Dünya korona salgını ile boğuşurken ABD'deki siyonist-evanjelik çete ve onun Ortadoğu'daki şubeleri Latin Amerika'dan Kuzey Afrika'ya uzanan hatta kirli darbe planlarını hayata geçirmekle meşgul.
Amerikalı paralı askerlerden oluşan bir grubun Venezuela'da Devlet Başkanı Nikolas Maduro'yu öldürme teşebbüsü, Kuzey Kore lideri Kim Jong-Un hakkındaki 'öldü' söylentileri, Katar'da fabrikasyon darbe haberleri, Libya'da işgalci general Halife Hafter'in Tobruk'taki hükümete el koyduğunu ilan etmesi ve bunlarla paralel biçimde tasması siyonistevanjelik çetenin elindeki muhalefetin son günlerde Türkiye'de tırmandırdığı darbe söylentileri ile Başkan Erdoğan'ı hedef alan sistematik küstah saldırıları, küresel şer lobisinin nasıl eşgüdüm halinde çalıştığının en somut göstergesidir. Türkiye'nin yeminli düşmanı bu habis odakların başını ABD destekli İsrail, Suudi Arabistan, BAE ve Mısır bloku çekiyor.
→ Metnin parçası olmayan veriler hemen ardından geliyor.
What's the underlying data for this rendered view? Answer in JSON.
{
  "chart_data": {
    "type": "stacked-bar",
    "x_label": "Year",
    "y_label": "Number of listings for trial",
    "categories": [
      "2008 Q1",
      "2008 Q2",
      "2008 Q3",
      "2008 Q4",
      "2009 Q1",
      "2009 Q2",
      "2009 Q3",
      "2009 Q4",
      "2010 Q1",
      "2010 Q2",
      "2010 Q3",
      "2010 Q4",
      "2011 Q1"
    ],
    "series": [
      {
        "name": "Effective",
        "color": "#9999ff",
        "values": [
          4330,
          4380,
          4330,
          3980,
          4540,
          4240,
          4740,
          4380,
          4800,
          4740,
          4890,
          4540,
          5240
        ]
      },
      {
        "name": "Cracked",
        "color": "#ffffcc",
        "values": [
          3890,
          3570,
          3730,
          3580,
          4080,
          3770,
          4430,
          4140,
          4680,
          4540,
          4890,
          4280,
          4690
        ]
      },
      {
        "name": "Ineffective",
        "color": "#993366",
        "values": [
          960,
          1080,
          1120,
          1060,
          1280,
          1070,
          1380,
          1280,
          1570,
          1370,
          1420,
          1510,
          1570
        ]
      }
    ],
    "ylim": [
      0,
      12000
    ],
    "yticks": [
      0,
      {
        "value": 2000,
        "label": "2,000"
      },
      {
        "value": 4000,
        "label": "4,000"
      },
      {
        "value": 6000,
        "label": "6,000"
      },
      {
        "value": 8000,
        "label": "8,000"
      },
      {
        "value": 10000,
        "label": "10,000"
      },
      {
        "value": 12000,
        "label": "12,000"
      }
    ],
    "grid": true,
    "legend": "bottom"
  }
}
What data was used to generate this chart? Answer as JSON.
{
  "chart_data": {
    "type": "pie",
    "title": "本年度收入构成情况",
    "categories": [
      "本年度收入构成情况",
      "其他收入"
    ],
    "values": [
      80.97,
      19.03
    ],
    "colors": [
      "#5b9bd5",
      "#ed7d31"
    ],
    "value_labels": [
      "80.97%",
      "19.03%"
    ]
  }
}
Zira korona salgını ile mücadeledeki performansı ve yardımseverliğiyle kısa sürede küresel trende dönüşen Türkiye'nin dünyanın dört bir yanından övgülere mazhar olması elbette en çok düşmanlarımızın planlarını bozdu. Jeo-politik şoka giren şeytani odakların Türkiye karşıtı bütün planları ağır darbeler aldı.
Bu bağlamda 'Erdoğansız Türkiye' projesinin tehlikeye girdiğini gören bu kesimlerin son zamanlarda içeriden ve dışarıdan aynı anda saldırılarını artırması tesadüf değil. 15 Temmuz travmasını atlatamayan bu şer odaklarının insanlığın ortak sorunu haline gelen korona salgını döneminde bile siyasal rant peşinde koşması bir bakıma ne kadar zorda olduklarının da bir göstergesi.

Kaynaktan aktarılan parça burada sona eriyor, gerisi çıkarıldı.